Tools

Everything Deadrop does in the browser, you can do from a terminal or your own infrastructure. One normative spec, one set of published test vectors, four implementations that all speak it: this site, the CLI, the self-host server, and the crypto library they share.

CLI

Send, receive, request, and claim one-time secrets from any shell. Encryption happens locally; the server only ever sees ciphertext — same guarantee as the website.

npm install -g @deadrop/cli

deadrop send "the secret"                # one-time link, burns on open
deadrop receive "<url>"                  # open and burn
deadrop request "staging DB password"    # ask someone for a secret
deadrop fulfill "<request-url>"          # answer a request
deadrop claim "<claim-url>"              # collect the answer (burns it)

Pipes work the way you'd hope (cat .env | deadrop send), output has --json and --quiet modes for scripting, and passwords prompt without echo. Source on GitHub · npm

Self-host server

Don't want to trust our infrastructure? Don't. The server is a single static Go binary in a ~10 MB image — SQLite storage, no external dependencies, full protocol including the request flow.

docker run -d --name deadrop \
  -p 8080:8080 \
  -v deadrop-data:/data \
  ghcr.io/deadrop-dev/server:latest

deadrop send -s http://localhost:8080 "now it never leaves your network"
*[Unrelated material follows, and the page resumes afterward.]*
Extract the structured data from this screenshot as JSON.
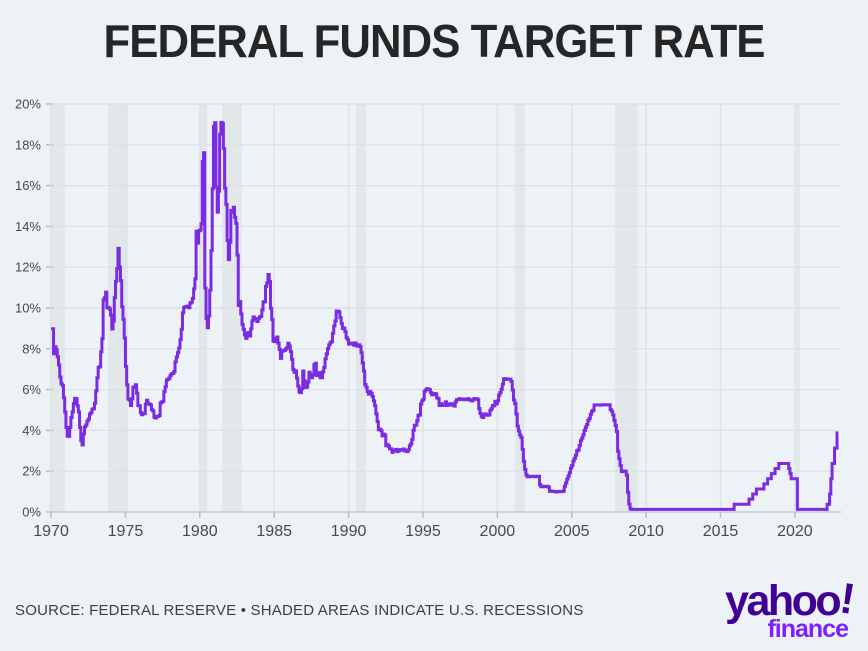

The CLI and the web client work against any server that honors the spec — point them at yours with -s or DEADROP_SERVER. Source on GitHub

Crypto library

The exact package this site runs in your browser — AES-256-GCM, PBKDF2 password derivation, and the ECDH request flow, built on the Web Crypto API with zero dependencies. Published test vectors pin every implementation to the same bytes.